El seguro es uno de esos temas que a menudo genera incertidumbre entre los organizadores de ligas.
Muchas personas se preocupan por saber si el seguro es obligatorio, qué tipo necesitan o si quedan expuestas si algo sale mal.
En la práctica, la mayoría de las pequeñas ligas y ligas de base adoptan un enfoque proporcional respecto al seguro, y muchas no cuentan con ninguna cobertura formal cuando empiezan.
Este artículo explica cómo suele funcionar el seguro de ligas en la práctica, cuándo se vuelve relevante y qué suele motivar la decisión.
La mayoría de las pequeñas ligas comienzan sin seguro
Muchas ligas informales y de base comienzan sin un seguro específico de liga.
Esto es especialmente común en ligas solo para adultos, ligas sociales o de bar, y ligas que utilizan instalaciones que ya cuentan con su propio seguro.
En estos casos, las ligas suelen apoyarse en reglas de sentido común, formatos de bajo riesgo y la cobertura existente del recinto, en lugar de contratar un seguro propio.
Para muchas ligas, el seguro no es algo en lo que tengan que pensar desde el primer día.
El seguro suele estar motivado por requisitos externos
Cuando las ligas contratan un seguro, normalmente es porque algún factor externo lo exige.
Ejemplos habituales incluyen que un recinto solicite un seguro de responsabilidad civil, la afiliación a un organismo regulador, la participación de menores o jóvenes, o requisitos relacionados con patrocinios, financiación o apoyo municipal.
En otras palabras, el seguro suele ser una respuesta a una solicitud o condición, y no un requisito por defecto para gestionar una liga.
Qué suele cubrir el seguro de una liga
Cuando las ligas contratan un seguro, normalmente se centra en un número reducido de áreas.
Esto suele incluir cobertura de responsabilidad civil en caso de que alguien resulte lesionado durante una actividad de la liga, protección para organizadores u oficiales que actúan en nombre de la liga, y eventos organizados por la liga, en lugar de jugadores individuales.
Los detalles exactos varían según el país, el proveedor y la estructura de la liga, pero la mayoría de las pólizas están diseñadas para cubrir riesgos organizativos básicos y no resultados competitivos.
Instalaciones y seguro
Muchas ligas juegan en lugares como bares, clubes o centros deportivos.

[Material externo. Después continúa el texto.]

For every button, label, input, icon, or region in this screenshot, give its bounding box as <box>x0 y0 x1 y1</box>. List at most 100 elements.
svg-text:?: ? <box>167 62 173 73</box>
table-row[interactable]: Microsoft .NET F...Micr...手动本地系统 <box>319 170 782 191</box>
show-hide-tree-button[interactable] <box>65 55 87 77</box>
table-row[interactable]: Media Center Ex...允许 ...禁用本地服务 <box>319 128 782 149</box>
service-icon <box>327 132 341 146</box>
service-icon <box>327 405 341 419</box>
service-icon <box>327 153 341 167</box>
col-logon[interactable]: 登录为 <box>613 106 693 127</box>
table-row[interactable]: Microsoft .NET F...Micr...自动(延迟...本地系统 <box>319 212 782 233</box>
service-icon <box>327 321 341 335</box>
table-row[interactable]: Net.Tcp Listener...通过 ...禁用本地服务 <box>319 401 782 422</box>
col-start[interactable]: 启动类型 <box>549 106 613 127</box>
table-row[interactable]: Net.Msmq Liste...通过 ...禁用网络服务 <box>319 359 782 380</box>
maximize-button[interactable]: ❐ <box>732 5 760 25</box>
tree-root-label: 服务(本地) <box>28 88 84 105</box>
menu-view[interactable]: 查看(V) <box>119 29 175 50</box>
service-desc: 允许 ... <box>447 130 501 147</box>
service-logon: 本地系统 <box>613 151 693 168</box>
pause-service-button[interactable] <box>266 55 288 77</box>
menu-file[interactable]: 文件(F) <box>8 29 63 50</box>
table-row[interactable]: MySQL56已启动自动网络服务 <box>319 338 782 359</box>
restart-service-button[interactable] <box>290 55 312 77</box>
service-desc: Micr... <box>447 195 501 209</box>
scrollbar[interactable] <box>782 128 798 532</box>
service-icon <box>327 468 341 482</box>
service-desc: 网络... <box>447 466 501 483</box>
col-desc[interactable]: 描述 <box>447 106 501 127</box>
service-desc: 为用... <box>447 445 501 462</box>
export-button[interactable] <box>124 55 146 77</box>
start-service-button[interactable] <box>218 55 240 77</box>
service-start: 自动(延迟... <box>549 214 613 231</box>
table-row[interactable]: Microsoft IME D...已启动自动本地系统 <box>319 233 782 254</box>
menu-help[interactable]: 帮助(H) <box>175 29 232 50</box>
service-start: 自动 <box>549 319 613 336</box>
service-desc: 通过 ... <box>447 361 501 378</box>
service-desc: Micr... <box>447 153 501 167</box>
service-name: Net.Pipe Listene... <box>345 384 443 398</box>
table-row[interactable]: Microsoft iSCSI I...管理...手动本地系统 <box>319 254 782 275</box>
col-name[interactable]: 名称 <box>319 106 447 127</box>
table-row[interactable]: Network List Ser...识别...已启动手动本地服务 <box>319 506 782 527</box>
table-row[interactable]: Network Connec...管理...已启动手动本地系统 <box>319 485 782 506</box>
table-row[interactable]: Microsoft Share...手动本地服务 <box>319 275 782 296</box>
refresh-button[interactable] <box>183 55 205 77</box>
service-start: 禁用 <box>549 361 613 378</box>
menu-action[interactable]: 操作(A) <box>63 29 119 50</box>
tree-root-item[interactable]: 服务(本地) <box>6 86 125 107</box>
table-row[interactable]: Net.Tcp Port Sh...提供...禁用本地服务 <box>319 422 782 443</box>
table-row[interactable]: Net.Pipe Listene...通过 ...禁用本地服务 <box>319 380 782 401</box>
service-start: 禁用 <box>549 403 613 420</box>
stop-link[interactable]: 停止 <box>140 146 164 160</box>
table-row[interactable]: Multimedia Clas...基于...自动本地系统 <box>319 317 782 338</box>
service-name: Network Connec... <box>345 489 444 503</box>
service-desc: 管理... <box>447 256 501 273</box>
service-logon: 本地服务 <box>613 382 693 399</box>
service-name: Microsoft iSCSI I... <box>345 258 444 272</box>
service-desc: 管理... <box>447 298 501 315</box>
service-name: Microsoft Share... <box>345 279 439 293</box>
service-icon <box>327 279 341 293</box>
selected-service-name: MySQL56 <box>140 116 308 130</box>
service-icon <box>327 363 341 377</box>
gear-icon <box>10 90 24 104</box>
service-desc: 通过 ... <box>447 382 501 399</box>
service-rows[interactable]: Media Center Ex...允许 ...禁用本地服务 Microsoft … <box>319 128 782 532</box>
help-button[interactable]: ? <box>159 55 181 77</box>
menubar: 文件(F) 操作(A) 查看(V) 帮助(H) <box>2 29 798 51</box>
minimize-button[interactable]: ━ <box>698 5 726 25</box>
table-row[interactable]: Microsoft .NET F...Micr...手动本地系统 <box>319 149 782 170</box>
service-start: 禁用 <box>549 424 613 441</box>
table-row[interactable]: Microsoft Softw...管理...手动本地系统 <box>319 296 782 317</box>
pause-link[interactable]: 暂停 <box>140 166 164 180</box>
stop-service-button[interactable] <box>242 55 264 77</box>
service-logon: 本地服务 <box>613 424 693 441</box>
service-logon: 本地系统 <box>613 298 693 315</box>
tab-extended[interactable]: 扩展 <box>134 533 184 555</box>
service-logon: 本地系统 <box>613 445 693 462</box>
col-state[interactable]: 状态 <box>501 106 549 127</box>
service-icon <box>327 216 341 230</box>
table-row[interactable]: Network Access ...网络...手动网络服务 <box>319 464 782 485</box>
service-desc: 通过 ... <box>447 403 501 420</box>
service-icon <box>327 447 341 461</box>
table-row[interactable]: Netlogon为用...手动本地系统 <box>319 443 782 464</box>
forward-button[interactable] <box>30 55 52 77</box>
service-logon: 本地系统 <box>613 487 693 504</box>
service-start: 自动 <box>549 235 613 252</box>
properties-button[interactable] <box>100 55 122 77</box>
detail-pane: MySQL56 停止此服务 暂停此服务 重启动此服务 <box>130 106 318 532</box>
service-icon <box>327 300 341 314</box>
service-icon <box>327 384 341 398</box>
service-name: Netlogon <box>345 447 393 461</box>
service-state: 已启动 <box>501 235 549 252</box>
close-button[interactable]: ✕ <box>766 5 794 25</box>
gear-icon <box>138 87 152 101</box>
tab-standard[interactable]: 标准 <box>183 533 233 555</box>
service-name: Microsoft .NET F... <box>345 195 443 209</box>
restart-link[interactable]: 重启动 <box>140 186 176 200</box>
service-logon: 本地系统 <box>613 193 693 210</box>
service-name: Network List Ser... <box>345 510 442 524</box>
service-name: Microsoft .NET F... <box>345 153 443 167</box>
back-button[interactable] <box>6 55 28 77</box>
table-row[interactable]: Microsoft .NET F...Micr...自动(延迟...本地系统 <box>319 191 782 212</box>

En estos casos, el recinto suele contar ya con su propio seguro que cubre las instalaciones y las actividades que allí se desarrollan.
Esta es una de las razones por las que muchas pequeñas ligas operan sin un seguro de liga independiente, especialmente cuando los partidos se celebran íntegramente en instalaciones aseguradas.
Si un recinto requiere cobertura adicional, normalmente lo indicará de forma clara.
Jugadores menores de 18 años y seguro
Las ligas que incluyen jugadores menores de 18 años tienen más probabilidades de encontrarse con requisitos de seguro.
Esto suele estar relacionado con expectativas de protección, normas de organismos reguladores o políticas de instalaciones y recintos.
No todas las ligas con participación juvenil necesitan seguro, pero las expectativas suelen ser más altas y es más probable que se pregunte a los organizadores al respecto.
En estas situaciones, las ligas suelen revisar el seguro junto con las directrices de protección y comportamiento, en lugar de tratarlo como una decisión independiente.
Un enfoque proporcional funciona mejor
La mayoría de las ligas no toman decisiones sobre el seguro de forma aislada.
En su lugar, consideran quién participa, dónde se juegan los partidos, si existen requisitos externos y el nivel general de riesgo.
Muchas ligas solo contratan un seguro cuando hay una razón clara para hacerlo y revisan su enfoque a medida que la liga crece o cambia.
Este enfoque gradual y proporcional refleja cómo funcionan la mayoría de las ligas de base en la práctica.
La conclusión clave
El seguro de liga no es automáticamente obligatorio para las pequeñas ligas deportivas.
La mayoría de las ligas comienzan de forma sencilla, se apoyan en la cobertura existente de las instalaciones y en reglas claras, y solo consideran el seguro cuando existe una necesidad o exigencia concreta.
Si un recinto, organismo regulador o socio solicita un seguro, normalmente se convierte en una decisión práctica y no teórica.
Como muchos aspectos de la gestión de una liga, el seguro es algo que la mayoría de los organizadores aborda cuando la situación lo requiere, y no antes.